第10話 初日終了

そんなこんなで、異世界初日は終わった。

そして、しょっぱなから犯罪行為に及んだというか、快挙も成し遂げてしまった。

とはいえ、その甲斐はあったのかもしれない。

少なくとも事態は好転していると見ていいとは思う。

何しろ転生者って、いう事を信じてくれそうな人に逢える手立ては見つかった。

とはいえ、これからどうしたらいいのかわからない。

頼れる人は居ない、指図する人も居ない、指導者も居ない、俺一人だけだ。

でも、転生した方が良かったのかもしれない。

前の世界じゃなくてこの世界で…。

考えてみればすぐにわかる、もし俺があの事故、つまりこの世界に転移することになったきっかけが無かったら俺は、あのまま一生を生きていたいたのかもしれない。

何処にも逃げ場は無く、ただ真っ直ぐ一本道を通ることを良しとし、結局捨てられる。

ただ、自分がしたいことも分からず、名誉もなく、夢も無い、そんな潰れている世界だった。

ただ、救って欲しかった。助けて欲しかった。笑っていたかった。

あんな世界に産まれたくなかった。


「…もう一回か。」

一人呟いた、空には星々が輝いていた。今日は、新月なのか、はたまた月が存在しないのか。暗い夜だった。

そして、大きなため息をつき、俺はテントの中に入った。


「…思ってたのとは違うな、まあ、仕方がないのかもしれないけど。」

テントと言うには、粗末というかアウトドア用品のようなものではなく、蚊帳みたいなものだった。

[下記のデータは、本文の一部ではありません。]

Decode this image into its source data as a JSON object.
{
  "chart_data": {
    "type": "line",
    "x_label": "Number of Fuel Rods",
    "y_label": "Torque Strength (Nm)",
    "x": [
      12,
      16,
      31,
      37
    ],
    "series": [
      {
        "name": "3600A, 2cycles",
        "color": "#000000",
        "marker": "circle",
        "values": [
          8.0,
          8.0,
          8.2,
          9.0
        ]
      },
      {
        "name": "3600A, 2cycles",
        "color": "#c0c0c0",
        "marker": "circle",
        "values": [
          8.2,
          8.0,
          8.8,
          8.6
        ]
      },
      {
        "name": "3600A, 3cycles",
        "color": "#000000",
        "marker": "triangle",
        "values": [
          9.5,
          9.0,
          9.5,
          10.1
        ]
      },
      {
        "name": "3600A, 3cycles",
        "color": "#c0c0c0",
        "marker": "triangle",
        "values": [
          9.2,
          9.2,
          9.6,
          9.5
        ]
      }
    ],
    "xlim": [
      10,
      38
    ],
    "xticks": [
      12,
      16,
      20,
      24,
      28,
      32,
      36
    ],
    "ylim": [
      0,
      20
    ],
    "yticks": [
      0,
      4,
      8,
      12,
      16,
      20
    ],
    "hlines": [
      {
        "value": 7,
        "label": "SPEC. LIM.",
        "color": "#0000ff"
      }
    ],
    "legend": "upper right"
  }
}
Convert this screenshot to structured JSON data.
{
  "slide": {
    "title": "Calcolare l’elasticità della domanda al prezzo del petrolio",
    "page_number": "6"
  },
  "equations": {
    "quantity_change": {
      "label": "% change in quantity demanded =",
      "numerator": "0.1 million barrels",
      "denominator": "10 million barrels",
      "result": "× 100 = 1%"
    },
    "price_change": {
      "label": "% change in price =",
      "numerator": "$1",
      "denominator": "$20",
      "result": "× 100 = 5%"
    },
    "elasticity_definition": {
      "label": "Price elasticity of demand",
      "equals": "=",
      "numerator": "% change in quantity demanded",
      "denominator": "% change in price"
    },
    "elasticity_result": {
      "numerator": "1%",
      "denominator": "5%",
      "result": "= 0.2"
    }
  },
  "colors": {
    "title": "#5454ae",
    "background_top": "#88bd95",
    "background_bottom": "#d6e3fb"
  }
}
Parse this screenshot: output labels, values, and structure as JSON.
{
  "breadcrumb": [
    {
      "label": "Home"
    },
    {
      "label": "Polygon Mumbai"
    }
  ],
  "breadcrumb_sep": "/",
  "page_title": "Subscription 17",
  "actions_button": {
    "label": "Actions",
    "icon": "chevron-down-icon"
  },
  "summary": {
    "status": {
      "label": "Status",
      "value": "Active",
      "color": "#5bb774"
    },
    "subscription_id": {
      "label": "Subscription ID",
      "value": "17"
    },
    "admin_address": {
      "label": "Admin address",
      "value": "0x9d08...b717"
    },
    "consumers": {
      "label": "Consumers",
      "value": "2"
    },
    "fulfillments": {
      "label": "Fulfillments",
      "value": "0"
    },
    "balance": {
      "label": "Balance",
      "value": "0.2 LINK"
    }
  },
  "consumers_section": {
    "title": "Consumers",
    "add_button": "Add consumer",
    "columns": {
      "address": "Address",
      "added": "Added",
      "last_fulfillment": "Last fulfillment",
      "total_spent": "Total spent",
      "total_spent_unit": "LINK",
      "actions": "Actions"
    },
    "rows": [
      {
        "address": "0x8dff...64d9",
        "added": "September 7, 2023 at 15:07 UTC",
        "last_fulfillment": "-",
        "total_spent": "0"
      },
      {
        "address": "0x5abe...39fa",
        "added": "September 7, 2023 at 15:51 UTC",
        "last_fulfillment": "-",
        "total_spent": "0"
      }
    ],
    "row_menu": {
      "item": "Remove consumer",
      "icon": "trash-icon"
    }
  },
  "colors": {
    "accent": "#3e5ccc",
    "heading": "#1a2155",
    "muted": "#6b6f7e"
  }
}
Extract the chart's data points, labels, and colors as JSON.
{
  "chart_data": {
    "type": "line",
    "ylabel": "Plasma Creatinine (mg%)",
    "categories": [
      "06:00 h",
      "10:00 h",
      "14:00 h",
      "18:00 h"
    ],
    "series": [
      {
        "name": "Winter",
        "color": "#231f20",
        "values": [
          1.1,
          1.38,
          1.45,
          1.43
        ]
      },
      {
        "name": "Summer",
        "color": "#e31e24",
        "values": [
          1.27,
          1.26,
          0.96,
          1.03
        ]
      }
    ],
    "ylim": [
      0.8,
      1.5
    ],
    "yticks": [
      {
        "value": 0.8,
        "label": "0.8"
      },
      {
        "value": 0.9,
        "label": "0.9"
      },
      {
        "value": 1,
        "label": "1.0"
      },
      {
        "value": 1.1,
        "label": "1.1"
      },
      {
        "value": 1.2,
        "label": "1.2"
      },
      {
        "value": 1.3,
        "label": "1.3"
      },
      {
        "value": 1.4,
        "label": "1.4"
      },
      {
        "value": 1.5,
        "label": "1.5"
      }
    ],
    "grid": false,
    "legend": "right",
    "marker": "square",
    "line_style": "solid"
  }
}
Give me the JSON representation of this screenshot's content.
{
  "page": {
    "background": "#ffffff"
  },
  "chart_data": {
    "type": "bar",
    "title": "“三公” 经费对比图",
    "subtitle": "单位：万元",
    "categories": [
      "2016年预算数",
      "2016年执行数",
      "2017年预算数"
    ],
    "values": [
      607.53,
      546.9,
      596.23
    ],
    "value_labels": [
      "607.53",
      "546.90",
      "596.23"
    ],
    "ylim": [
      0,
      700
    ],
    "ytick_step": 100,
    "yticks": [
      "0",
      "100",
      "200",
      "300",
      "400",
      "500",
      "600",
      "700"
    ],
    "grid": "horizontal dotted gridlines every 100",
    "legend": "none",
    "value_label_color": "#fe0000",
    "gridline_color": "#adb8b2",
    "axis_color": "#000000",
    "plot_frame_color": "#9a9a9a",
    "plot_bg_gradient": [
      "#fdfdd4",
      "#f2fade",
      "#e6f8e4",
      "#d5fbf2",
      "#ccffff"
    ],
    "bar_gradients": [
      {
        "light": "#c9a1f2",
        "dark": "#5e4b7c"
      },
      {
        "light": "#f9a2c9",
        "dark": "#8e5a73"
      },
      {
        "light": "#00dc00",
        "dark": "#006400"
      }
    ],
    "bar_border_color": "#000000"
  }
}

しかし、むき出しの地面に寝っ転がるのではなく、ベンチのようなベッドに布団が置いてあるそういうというか、災害現場の映像で見たことがある応急処置室のようなものだった。

けど、これがスタンダードなのかイリスは二つあるベッドの一つにすでに寝ていた。

しかし、雨風はしのぐことができそうだし、取り扱いが楽というか、俺一人でも出来そうな感じだった。

また、意外にも中は暖かく眠気が差してきた。


「…う~ん、今日は色々あったしな。もう寝ようか。」

そうして、異世界初日を俺は無事に終えることができた。